Девочка мотнула головой и взялась за гребень.
Нора сидела, сжимая в руках бутылку.
— Мы отнесем подменыша назад, Мэри. Не могу я больше ждать и терпеть. Слушать, как он орет и ждать, что переменится. — Она снова глотнула из бутылки. — С той поры как Нэнс назвала его фэйри, я все думаю, каким стал сын Джоанны, тот, настоящий… Вырос, должно быть. Так и вижу его перед собой. — Нора поднесла к губам бутылку и сделала большой глоток. — Он снится мне, Мэри. Стоит перед глазами. Ладный паренек, красивый, смеется. Я слышу его голос. Он говорит со мной.

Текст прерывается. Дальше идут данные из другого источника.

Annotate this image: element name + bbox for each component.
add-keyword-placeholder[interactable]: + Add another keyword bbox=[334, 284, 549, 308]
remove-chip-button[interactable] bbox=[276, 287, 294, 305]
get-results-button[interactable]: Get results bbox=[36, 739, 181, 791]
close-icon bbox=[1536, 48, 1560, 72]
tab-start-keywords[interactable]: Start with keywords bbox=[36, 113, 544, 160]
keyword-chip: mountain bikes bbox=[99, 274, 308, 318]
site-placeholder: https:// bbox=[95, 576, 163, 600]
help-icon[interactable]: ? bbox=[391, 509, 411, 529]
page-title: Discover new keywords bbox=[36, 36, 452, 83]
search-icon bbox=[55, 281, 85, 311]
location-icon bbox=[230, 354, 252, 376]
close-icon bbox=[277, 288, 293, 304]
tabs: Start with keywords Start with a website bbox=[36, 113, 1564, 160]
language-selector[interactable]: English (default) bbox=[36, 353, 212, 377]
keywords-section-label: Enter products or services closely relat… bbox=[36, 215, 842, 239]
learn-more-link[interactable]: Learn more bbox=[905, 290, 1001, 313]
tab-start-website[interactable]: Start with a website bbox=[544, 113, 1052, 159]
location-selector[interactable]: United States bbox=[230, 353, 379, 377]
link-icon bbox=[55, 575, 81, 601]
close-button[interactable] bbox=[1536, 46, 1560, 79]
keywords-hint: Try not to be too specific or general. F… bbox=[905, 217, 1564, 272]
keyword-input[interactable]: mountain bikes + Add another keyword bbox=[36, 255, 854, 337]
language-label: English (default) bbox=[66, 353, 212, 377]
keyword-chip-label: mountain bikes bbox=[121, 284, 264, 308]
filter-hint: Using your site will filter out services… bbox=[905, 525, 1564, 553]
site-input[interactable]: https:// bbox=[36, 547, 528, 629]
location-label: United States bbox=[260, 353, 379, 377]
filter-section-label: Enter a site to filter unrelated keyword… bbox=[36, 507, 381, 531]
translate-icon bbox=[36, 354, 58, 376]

Совсем как тогда, в тот раз, что я увидела его впервые, у матери на руках. А я будто обнимаю его и рассказываю о матери. Какая она была у него хорошая, какая… красавица. Она была такая красивая девочка! Я каждый вечер ей волосы расчесывала этим вот гребнем, что у тебя в руках. Расчесывала, расчесывала до блеска… Ей это нравилось. И мне снится теперь, Мэри, будто я ей волосы расчесываю. Мне оба они снятся — Джоанна и Михял, будто они со мной, живые и… — Закрыв глаза, она сказала с горечью: — И тут вот этот начинает вопить как резаный…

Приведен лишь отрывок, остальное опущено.